Horvat
No answer but one from 70 viewers. That pretty much says it all. And you all wonder why you are going to lose your number one status.
I didn't post anything because you expressed your own opinion, and while I completely disagree with it there isn't anything I can say that would suddenly make someone that apparently feels so strongly about this issue change their mind.
I have to agree with a few of the others here that said Stanford / Pande Group could have and I believe should have done a much, much better job organizing, then managing the huge resource that people have given them to put to scientific endeavors out of the goodness of their own hearts, and whom also have to "give" more out of their wallets to pay for the electricity costs to run their equipment. Too many of their forum mods come across as abrasive or even rude, however unintentional or intentional it may be. Yet some of the scientists in the same forum I've briefly traded posts with were nothing but courteous and pleasant to chat with.
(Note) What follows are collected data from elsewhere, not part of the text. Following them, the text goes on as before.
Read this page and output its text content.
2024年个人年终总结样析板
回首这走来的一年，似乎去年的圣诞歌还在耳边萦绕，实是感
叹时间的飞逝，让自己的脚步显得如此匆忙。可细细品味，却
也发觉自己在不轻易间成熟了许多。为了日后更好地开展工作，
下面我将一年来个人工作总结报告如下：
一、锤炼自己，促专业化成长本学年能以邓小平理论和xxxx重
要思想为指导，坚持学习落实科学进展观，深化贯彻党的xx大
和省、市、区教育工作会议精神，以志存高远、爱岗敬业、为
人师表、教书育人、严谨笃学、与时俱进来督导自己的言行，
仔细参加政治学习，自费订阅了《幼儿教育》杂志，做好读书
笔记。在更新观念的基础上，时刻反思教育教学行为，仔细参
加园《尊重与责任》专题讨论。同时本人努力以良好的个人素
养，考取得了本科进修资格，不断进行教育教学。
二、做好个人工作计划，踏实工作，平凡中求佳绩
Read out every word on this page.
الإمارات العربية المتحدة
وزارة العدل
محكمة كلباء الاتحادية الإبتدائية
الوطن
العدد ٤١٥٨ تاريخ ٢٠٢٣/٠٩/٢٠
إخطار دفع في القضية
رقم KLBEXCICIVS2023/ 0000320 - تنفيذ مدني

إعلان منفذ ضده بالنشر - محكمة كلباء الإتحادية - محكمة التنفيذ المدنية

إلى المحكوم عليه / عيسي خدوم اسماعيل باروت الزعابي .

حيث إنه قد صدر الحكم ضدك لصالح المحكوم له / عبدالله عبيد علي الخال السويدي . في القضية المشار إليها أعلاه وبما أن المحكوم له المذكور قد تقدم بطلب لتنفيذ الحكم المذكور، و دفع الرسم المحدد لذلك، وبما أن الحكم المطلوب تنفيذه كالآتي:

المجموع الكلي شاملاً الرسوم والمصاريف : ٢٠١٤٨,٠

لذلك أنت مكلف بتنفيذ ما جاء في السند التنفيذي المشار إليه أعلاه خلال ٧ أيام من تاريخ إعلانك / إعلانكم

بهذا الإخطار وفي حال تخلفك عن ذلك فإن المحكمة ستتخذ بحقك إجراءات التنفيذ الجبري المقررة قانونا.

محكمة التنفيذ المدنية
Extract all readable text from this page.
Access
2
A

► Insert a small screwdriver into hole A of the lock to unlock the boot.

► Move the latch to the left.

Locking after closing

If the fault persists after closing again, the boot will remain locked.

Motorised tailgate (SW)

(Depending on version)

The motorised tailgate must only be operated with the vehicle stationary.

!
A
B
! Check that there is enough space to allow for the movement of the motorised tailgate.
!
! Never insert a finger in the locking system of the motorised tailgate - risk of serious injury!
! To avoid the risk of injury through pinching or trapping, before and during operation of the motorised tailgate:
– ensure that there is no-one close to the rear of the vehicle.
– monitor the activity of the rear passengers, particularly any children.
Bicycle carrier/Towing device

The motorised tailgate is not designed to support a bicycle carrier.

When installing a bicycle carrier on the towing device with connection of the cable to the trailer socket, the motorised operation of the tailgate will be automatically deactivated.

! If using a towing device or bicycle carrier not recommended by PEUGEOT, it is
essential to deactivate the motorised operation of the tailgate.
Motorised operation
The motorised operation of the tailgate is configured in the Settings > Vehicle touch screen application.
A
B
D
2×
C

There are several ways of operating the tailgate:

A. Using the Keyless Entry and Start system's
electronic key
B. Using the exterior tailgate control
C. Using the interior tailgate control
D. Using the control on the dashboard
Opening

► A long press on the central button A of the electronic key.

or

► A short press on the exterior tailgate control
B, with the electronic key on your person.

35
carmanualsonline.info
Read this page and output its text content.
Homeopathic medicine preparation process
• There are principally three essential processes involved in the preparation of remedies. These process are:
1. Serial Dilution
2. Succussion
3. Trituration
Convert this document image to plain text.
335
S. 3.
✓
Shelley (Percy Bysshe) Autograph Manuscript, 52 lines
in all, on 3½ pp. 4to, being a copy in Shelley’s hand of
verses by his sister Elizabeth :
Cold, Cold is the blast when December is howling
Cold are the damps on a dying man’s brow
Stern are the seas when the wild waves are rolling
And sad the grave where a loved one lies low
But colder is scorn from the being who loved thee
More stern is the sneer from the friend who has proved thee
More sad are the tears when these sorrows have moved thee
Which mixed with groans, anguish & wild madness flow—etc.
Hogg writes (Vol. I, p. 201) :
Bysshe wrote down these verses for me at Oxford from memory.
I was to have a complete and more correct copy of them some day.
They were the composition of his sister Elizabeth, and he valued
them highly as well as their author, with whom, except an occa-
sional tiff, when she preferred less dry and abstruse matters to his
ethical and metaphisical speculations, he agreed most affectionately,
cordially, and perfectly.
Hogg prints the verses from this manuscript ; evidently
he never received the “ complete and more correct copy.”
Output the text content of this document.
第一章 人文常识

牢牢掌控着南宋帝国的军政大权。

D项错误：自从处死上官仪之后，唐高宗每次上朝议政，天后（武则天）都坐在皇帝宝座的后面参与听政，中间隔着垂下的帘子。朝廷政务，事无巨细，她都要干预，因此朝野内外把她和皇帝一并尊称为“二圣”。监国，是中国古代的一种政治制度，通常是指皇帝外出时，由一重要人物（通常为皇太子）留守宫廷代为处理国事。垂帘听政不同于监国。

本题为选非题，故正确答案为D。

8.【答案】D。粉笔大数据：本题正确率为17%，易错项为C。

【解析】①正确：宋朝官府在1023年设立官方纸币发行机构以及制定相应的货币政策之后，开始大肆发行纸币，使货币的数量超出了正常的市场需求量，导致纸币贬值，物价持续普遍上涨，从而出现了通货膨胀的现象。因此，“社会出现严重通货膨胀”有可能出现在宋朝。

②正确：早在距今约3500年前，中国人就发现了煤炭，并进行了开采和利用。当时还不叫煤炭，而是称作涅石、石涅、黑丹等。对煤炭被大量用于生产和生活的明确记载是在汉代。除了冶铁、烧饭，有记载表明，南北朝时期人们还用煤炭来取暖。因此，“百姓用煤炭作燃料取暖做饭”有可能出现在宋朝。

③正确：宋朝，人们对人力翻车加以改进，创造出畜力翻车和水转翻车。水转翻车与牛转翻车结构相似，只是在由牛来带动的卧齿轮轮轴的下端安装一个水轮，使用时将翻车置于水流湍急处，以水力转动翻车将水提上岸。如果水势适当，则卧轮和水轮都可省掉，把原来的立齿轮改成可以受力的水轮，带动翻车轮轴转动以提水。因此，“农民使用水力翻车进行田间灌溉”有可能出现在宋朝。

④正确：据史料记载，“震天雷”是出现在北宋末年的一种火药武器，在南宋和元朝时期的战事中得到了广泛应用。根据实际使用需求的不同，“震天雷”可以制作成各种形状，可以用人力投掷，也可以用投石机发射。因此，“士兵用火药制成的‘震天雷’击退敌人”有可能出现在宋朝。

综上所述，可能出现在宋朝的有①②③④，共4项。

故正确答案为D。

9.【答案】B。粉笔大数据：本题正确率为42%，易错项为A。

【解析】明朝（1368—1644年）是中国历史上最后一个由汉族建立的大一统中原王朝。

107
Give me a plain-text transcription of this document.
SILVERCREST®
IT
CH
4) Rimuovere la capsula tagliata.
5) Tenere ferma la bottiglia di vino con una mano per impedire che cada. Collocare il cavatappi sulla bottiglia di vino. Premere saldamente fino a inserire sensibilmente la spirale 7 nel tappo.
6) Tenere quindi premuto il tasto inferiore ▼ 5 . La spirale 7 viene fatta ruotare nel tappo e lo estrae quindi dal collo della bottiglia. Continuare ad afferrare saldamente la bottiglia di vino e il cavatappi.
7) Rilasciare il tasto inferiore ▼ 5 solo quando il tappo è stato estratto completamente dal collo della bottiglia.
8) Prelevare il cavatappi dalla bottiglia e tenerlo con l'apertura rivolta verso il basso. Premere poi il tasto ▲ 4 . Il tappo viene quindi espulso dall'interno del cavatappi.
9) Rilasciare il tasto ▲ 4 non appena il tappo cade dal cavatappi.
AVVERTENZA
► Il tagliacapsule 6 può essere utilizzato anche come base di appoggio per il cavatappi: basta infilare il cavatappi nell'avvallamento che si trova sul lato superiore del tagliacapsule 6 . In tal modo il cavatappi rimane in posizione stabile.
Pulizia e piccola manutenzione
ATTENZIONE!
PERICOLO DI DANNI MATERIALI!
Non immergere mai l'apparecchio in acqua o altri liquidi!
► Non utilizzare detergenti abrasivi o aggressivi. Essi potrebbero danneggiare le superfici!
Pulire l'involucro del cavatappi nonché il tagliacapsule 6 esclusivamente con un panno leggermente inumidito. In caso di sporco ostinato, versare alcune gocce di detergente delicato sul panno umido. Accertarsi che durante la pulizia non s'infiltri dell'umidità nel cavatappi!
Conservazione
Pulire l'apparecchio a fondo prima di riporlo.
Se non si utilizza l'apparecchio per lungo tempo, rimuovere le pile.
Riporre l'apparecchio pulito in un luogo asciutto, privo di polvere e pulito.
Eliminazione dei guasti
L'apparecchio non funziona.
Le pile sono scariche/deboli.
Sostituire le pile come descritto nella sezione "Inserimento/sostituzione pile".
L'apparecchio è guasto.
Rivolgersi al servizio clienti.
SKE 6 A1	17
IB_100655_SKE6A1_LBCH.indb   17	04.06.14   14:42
It is easy to read into things too far, and that's where my difference of opinion begins. On one hand early return bonuses were needed to help insure the right people were folding the right projects best suited for their particular machine, and it was another way to reward those that frequently return the WU's in a timely fashion. When bigadv started back in 2006, Pande Group was pretty unhappy quad-core systems were running projects designed for eight+ core systems. Although a highly overclocked Core i7 920 could turn in projects competitively with AMD systems, there were almost as many regular people already trying and failing to even complete bigadv projects before the final deadline. I'd see them posting in the Pande forum asking where their points went, or why they never got bonus points all the time.
Frankly 5-6 years is a hell of a long time in the computer industry. I feel they had to change the bigadv project to keep the idea current because these days almost any system capable of folding could run them and that wasn't what these projects were about. Regular clients & projects exist for a reason, the entire Folding@home system is not about Bigadv. So the line had to be drawn in the sand somewhere, and regardless of where there are always going to be people that get the short end of the stick. It's unfortunate, and it definitely sucks, but there isn't any other way to do it. They had to update the bigadv requirements to fit the times, and they chose what they think best helps the project as a whole.
As for your number one status comment, being spiteful won't get you anywhere. I have been a member of more than a few Folding teams since 2003 long before bigadv even existed, and I helped revive one dead team that was at the bottom of the entire pile and bring it back to life directly. When I joined them in 2006 they were ranked 503 and had 3 people even turning in projects. Today that team is ranked 57 and is still going strong even without me. Folding for points makes it fun and keeps the competitive folk like me tuning their machines for best performance, but the F@H project ultimately isn't about points, or ranking, or even EVGA bucks. It's about donating some computer power to a good cause that ultimately benefits everyone. Bigadv was always supposed to be just a small portion of the F@H workload, not the largest slice of it. They had to make changes to maintain the integrity of the project, and some people were just going to get the short end of the stick. It doesn't matter if you donate your computer power to F@H or some other distributed computing project that aims to figure out and cure some disease, it's all for a good cause. As long as you're still crunching something for a good cause and happy doing so, then that's what matters.